What WikiLeaks revealed about Qatar is not limited to this country and Al Jazeera alone. Every country has an Al Jazeera, and each Al Jazeera is playing its role, although the size of this role and the interests that it is trying to achieve may vary. Could WikiLeaks surprise us with documents about other news agencies, countries, and parties? Nobody knows.

We are aware of the reality that we are living, but the WikiLeaks revelations have revealed a different reality.

The WikiLeaks revelations show how Arab media is related to politics, and how in many cases the two operate in conjunction. Of course the Arab media is not the only international media that suffers from this phenomenon. This is a phenomenon that prevents media from developing and succeeding, as such media remains captive to the political interests of the countries or groups that finance its operation.

All that WikiLeaks has achieved in publishing these documents is that it has confirmed our beliefs.

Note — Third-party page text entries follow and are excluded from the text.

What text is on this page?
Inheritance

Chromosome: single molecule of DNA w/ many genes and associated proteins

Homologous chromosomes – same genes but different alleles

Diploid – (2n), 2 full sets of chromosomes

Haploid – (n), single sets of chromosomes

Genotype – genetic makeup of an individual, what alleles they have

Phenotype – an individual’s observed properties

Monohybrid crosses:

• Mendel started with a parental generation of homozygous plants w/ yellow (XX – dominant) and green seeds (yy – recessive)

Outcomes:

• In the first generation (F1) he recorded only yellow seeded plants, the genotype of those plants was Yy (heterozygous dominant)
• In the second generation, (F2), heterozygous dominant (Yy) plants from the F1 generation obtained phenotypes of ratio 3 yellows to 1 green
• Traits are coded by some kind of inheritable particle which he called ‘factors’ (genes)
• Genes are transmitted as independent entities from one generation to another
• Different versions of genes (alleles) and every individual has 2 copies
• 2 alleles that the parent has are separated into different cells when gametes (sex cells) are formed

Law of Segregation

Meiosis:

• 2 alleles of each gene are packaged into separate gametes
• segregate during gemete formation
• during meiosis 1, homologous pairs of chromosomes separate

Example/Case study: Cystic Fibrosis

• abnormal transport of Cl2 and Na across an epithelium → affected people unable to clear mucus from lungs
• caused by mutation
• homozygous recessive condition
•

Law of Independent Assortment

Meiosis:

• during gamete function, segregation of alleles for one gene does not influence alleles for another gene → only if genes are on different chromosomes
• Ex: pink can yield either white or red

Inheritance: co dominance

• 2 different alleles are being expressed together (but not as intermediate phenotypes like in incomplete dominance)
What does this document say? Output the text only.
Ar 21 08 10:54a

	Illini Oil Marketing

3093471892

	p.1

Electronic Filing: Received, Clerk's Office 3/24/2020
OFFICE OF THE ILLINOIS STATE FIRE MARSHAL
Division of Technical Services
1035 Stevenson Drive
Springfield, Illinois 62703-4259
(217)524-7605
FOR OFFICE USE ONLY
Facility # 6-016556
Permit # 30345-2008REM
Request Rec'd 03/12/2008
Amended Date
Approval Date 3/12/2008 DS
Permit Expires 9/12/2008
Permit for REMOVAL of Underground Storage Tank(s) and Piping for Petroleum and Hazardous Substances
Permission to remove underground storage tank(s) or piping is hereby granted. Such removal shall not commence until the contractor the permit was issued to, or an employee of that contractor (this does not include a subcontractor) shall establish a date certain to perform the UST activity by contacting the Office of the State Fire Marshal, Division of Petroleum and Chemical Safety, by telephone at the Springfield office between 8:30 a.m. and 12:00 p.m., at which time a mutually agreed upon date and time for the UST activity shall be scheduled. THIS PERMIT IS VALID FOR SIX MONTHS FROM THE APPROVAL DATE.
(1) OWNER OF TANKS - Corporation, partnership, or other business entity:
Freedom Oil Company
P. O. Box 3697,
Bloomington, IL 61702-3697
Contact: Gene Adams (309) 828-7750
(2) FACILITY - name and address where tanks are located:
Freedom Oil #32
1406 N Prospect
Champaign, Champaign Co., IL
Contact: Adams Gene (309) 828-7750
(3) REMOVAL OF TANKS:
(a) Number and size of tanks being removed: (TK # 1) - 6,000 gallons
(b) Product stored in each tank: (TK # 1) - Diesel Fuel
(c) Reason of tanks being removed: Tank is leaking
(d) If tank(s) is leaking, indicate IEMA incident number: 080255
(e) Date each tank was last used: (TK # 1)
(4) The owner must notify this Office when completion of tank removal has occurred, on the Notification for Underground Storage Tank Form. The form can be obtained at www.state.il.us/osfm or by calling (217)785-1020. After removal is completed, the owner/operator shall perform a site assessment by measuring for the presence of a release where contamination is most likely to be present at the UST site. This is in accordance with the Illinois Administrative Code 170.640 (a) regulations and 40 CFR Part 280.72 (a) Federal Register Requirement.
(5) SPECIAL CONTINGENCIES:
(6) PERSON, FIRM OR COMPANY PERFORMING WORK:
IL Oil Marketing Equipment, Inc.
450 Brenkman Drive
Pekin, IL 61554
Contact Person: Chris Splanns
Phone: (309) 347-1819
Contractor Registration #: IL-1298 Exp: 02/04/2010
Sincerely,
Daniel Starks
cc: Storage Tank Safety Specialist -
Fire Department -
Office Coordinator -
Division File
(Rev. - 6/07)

This revelation should not be downplayed, for this provides us with an opportunity that requires us to pause, in order to move from the stage of disagreeing with one another to a stage where we seek to discuss issues publicly and seriously consider the possibility of the establishment of a news media that is not overly influenced by those that finance it.

The diplomatic community reviewed how it operates following the WikiLeaks revelations, but will our news media conduct a similar review in view of what has been revealed?

Certainly, the media alone are not solely responsible for what has been leaked, but they are paying the price.